Here the rushing was as loud as the night the floods came, with echo upon echo shouting within that. The big walls of rock were so high on either side that there seemed almost no light, and the sky a ribbon high above. The look I snatched at it showed great trees growing in the sides of the rock, looking small as bushes. But I could not keep my eyes off the River. I could not have done as Hern did and taken the keel up. I hung on to the sides of the boat and stared at the foaming water. It was crushed and tormented into a small space with great rocks in it, which tattered it into riding waves, threw it in spouts, and spun it in glassy circles. Our boat spun and tossed and raced with it. One moment we were in the centre, white under the light, and the next we were in black water at the sides of the gorge. Far down below in the black water, I could see ferns and grass growing, deep down on the sides of the cliff. I tried to shut my eyes – it was so deep – and went on staring in spite of myself.
I thought I heard screaming voices. I paid no attention until something came battering into the water just by the bows of the boat. The boat slewed round. I saw the spout of a splash just falling back into the water and looked up. There were tiny people up there, on top of the cliffs, black against the sky, and a thin bridge stretched across the gap. It had been broken. Two thicker halves stuck out on either side, and the centre had been mended with planks. I saw the light between the planks. The bridge was lined with round heads, and beside each head was a ragged round lump of rock, ready to drop on us.
“They think we’re Heathens!” Robin screamed. She dragged a blanket over her head and Duck’s, and half over Gull too. Hern and I were left outside. There was nothing we could do. Our boat swirled towards the bridge. The rocks moved, hung, and then got larger and larger, and we found our heads jerking up to watch and then down at the furious River, not knowing what to look at. All around us were spouts of water as the rocks came down. They jerked us this way and that, and I think it was the jerking that saved us. We were splashed all over, but nothing hit us. Then, before we had time to feel glad, there was more light and Hern was screaming there were rapids ahead.

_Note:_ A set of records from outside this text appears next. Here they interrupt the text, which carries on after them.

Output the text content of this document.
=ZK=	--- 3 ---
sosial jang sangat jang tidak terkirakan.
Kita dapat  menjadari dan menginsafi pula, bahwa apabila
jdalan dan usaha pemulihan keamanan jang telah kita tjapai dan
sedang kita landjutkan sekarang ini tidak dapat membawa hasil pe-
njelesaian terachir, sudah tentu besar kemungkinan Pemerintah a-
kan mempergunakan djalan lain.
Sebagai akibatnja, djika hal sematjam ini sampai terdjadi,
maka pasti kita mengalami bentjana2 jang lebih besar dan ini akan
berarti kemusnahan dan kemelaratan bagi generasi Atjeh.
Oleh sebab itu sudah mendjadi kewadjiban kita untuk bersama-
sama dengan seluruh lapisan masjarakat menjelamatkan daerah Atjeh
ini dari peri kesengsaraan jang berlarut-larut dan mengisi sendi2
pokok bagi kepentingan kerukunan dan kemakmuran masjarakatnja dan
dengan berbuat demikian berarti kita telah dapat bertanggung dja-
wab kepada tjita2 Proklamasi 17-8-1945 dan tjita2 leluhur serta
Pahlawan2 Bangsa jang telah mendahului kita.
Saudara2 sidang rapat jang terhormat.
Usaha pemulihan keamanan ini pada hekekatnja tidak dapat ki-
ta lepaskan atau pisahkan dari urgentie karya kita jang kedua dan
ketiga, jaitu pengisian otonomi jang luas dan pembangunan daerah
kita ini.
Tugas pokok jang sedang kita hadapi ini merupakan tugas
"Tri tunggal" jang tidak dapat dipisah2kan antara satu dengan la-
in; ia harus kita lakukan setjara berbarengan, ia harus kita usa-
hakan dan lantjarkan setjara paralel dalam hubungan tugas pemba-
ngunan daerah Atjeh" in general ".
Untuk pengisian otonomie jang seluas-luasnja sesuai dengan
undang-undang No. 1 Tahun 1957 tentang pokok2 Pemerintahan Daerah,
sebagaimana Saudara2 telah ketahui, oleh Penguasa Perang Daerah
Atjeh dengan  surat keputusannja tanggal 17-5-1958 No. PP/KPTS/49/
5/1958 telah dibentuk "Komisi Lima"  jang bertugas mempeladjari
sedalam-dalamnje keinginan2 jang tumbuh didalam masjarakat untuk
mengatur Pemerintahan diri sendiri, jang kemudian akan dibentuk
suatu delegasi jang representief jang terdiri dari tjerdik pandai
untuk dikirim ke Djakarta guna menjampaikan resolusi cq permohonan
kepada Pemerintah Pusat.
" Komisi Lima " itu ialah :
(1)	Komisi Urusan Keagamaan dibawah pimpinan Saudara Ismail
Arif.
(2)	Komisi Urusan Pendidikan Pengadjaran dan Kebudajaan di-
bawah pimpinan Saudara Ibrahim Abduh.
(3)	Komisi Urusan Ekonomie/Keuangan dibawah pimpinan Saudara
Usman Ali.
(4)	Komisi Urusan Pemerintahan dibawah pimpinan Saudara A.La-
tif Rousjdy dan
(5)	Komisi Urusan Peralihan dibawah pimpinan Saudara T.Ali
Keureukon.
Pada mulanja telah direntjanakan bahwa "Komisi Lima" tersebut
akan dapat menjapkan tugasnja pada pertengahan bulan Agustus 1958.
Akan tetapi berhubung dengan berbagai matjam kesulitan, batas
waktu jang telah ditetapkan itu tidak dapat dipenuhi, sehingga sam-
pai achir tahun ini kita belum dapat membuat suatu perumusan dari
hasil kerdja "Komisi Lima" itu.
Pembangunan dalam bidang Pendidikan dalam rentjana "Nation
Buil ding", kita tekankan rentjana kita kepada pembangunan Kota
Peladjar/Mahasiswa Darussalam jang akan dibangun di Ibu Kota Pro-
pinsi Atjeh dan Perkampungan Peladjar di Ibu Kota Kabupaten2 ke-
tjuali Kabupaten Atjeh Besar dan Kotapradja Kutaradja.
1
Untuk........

We were through the falls the same moment. There was a lurch and a swoop, and the boat’s nose went down, heaving more water over Hern and me. After that we were out and sliding a boiling, racing width of water most of the way across a second smaller lake. I think the falls were not steep, but I did not dare look back. Sometimes I wake up at night thinking I hear the chunking splash of rocks coming down in the River, and I still tremble all over.